Former U.S. President Donald Trump recently claimed he had aced an “IQ test” during a visit to Walter Reed Medical Center — but medical experts say the test he referred to wasn’t an intelligence exam at all. Instead, it was a cognitive screening used to detect early signs of dementia.
Speaking to reporters aboard Air Force One on October 27, Trump said he had taken what he described as a challenging “aptitude test” and invited Democratic Representatives Jasmine Crockett and Alexandria Ocasio-Cortez to take it as well. “They have Jasmine Crockett, a low IQ person. AOC is low IQ,” Trump said. “You give her an IQ test — have her pass the exams I took at Walter Reed. Those are very hard tests. They’re really cognitive tests.”

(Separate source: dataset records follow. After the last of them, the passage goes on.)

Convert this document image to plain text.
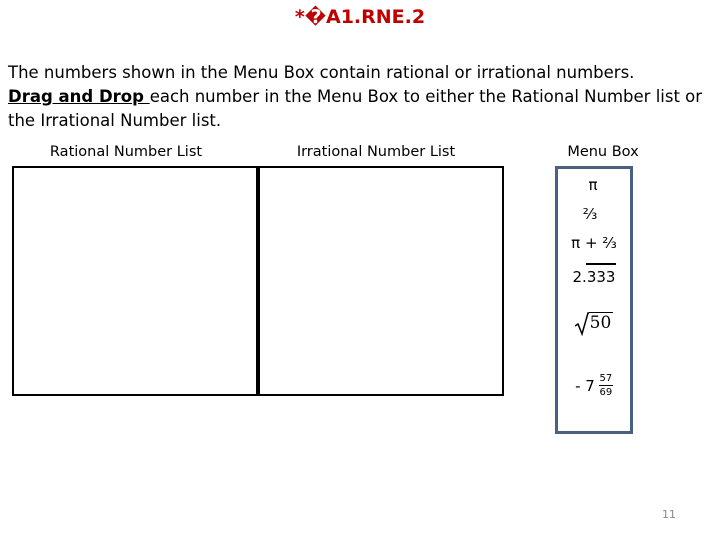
*�A1.RNE.2
The numbers shown in the Menu Box contain rational or irrational numbers.
Drag and Drop each number in the Menu Box to either the Rational Number list or the Irrational Number list.
Rational Number List	Irrational Number List	Menu Box
π
⅔
π + ⅔
2.333
50
- $7 \frac{57}{69}$
11
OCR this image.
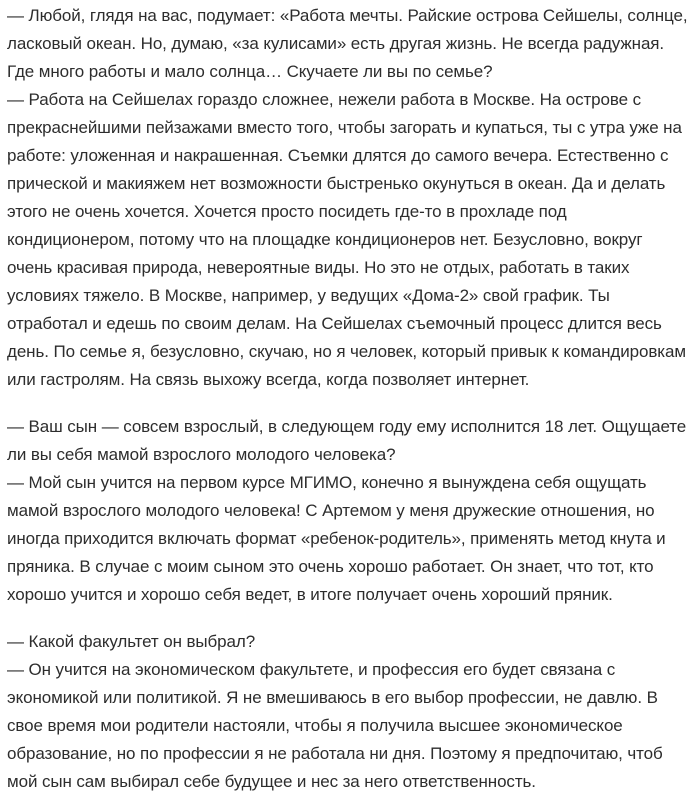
— Любой, глядя на вас, подумает: «Работа мечты. Райские острова Сейшелы, солнце, ласковый океан. Но, думаю, «за кулисами» есть другая жизнь. Не всегда радужная. Где много работы и мало солнца… Скучаете ли вы по семье?

— Работа на Сейшелах гораздо сложнее, нежели работа в Москве. На острове с прекраснейшими пейзажами вместо того, чтобы загорать и купаться, ты с утра уже на работе: уложенная и накрашенная. Съемки длятся до самого вечера. Естественно с прической и макияжем нет возможности быстренько окунуться в океан. Да и делать этого не очень хочется. Хочется просто посидеть где-то в прохладе под кондиционером, потому что на площадке кондиционеров нет. Безусловно, вокруг очень красивая природа, невероятные виды. Но это не отдых, работать в таких условиях тяжело. В Москве, например, у ведущих «Дома-2» свой график. Ты отработал и едешь по своим делам. На Сейшелах съемочный процесс длится весь день. По семье я, безусловно, скучаю, но я человек, который привык к командировкам или гастролям. На связь выхожу всегда, когда позволяет интернет.

— Ваш сын — совсем взрослый, в следующем году ему исполнится 18 лет. Ощущаете ли вы себя мамой взрослого молодого человека?

— Мой сын учится на первом курсе МГИМО, конечно я вынуждена себя ощущать мамой взрослого молодого человека! С Артемом у меня дружеские отношения, но иногда приходится включать формат «ребенок-родитель», применять метод кнута и пряника. В случае с моим сыном это очень хорошо работает. Он знает, что тот, кто хорошо учится и хорошо себя ведет, в итоге получает очень хороший пряник.

— Какой факультет он выбрал?

— Он учится на экономическом факультете, и профессия его будет связана с экономикой или политикой. Я не вмешиваюсь в его выбор профессии, не давлю. В свое время мои родители настояли, чтобы я получила высшее экономическое образование, но по профессии я не работала ни дня. Поэтому я предпочитаю, чтоб мой сын сам выбирал себе будущее и нес за него ответственность.
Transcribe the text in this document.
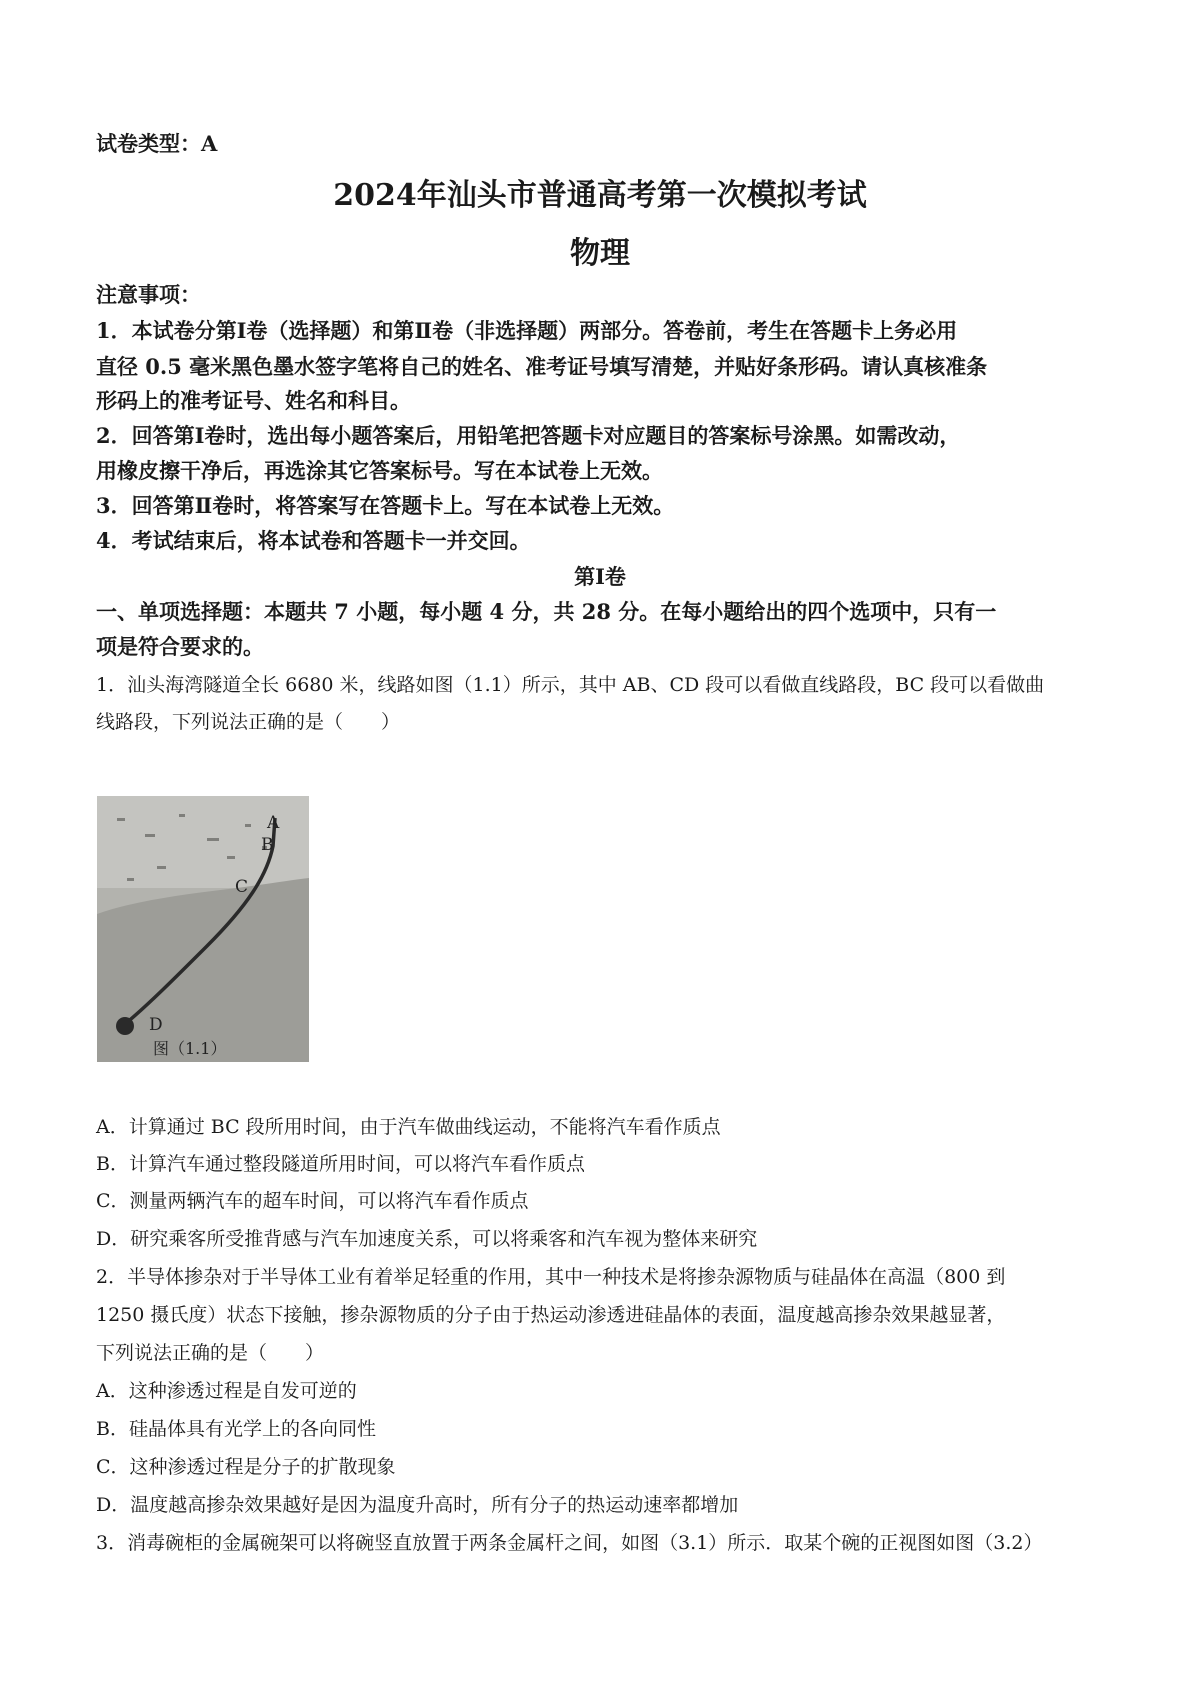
试卷类型：A
2024年汕头市普通高考第一次模拟考试
物理
注意事项：
1．本试卷分第Ⅰ卷（选择题）和第Ⅱ卷（非选择题）两部分。答卷前，考生在答题卡上务必用
直径 0.5 毫米黑色墨水签字笔将自己的姓名、准考证号填写清楚，并贴好条形码。请认真核准条
形码上的准考证号、姓名和科目。
2．回答第Ⅰ卷时，选出每小题答案后，用铅笔把答题卡对应题目的答案标号涂黑。如需改动，
用橡皮擦干净后，再选涂其它答案标号。写在本试卷上无效。
3．回答第Ⅱ卷时，将答案写在答题卡上。写在本试卷上无效。
4．考试结束后，将本试卷和答题卡一并交回。
第Ⅰ卷
一、单项选择题：本题共 7 小题，每小题 4 分，共 28 分。在每小题给出的四个选项中，只有一
项是符合要求的。
1．汕头海湾隧道全长 6680 米，线路如图（1.1）所示，其中 AB、CD 段可以看做直线路段，BC 段可以看做曲
线路段，下列说法正确的是（　　）
A
B
C
D
图（1.1）
A．计算通过 BC 段所用时间，由于汽车做曲线运动，不能将汽车看作质点
B．计算汽车通过整段隧道所用时间，可以将汽车看作质点
C．测量两辆汽车的超车时间，可以将汽车看作质点
D．研究乘客所受推背感与汽车加速度关系，可以将乘客和汽车视为整体来研究
2．半导体掺杂对于半导体工业有着举足轻重的作用，其中一种技术是将掺杂源物质与硅晶体在高温（800 到
1250 摄氏度）状态下接触，掺杂源物质的分子由于热运动渗透进硅晶体的表面，温度越高掺杂效果越显著，
下列说法正确的是（　　）
A．这种渗透过程是自发可逆的
B．硅晶体具有光学上的各向同性
C．这种渗透过程是分子的扩散现象
D．温度越高掺杂效果越好是因为温度升高时，所有分子的热运动速率都增加
3．消毒碗柜的金属碗架可以将碗竖直放置于两条金属杆之间，如图（3.1）所示．取某个碗的正视图如图（3.2）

He continued, joking about the test’s questions: “The first few are easy — like tiger, elephant, giraffe — but when you get to 10, 20, or 25, they couldn’t answer those.”
The test Trump referenced is widely believed to be the Montreal Cognitive Assessment (MoCA), a short screening tool designed to evaluate memory, concentration, and thinking skills — often used to detect dementia or Alzheimer’s disease. Despite Trump calling it an IQ test, experts emphasize it measures mental function, not intelligence.
Dr. Ziad Nasreddine, the neurologist who developed the MoCA in 1996, told NBC News that the exam has no correlation to IQ testing. “There are no studies showing that this test is linked to IQ,” he explained. “Its purpose is to identify cognitive impairment, not measure intelligence.”
During his presidency, Trump frequently highlighted his perfect MoCA score. His physician confirmed he achieved a 30 out of 30 in 2018, and Trump later claimed to have repeated that performance in subsequent physicals. In 2020, he even challenged Joe Biden to take the same test, famously recalling one section where he had to remember the words “person, woman, man, camera, TV.”
Earlier this month, Trump visited Walter Reed again for a routine check-up that included lab work, imaging, and preventive assessments. White House physician Sean Barbabella confirmed the visit but did not specify whether the MoCA test was administered. Trump told reporters afterward that his MRI results were “perfect,” though he did not elaborate on the reason for the scan.
While Trump has often portrayed the test as proof of his intelligence, experts stress that the MoCA’s purpose is far different — it’s a medical tool designed to screen for memory or cognitive decline, not to assess how smart someone is.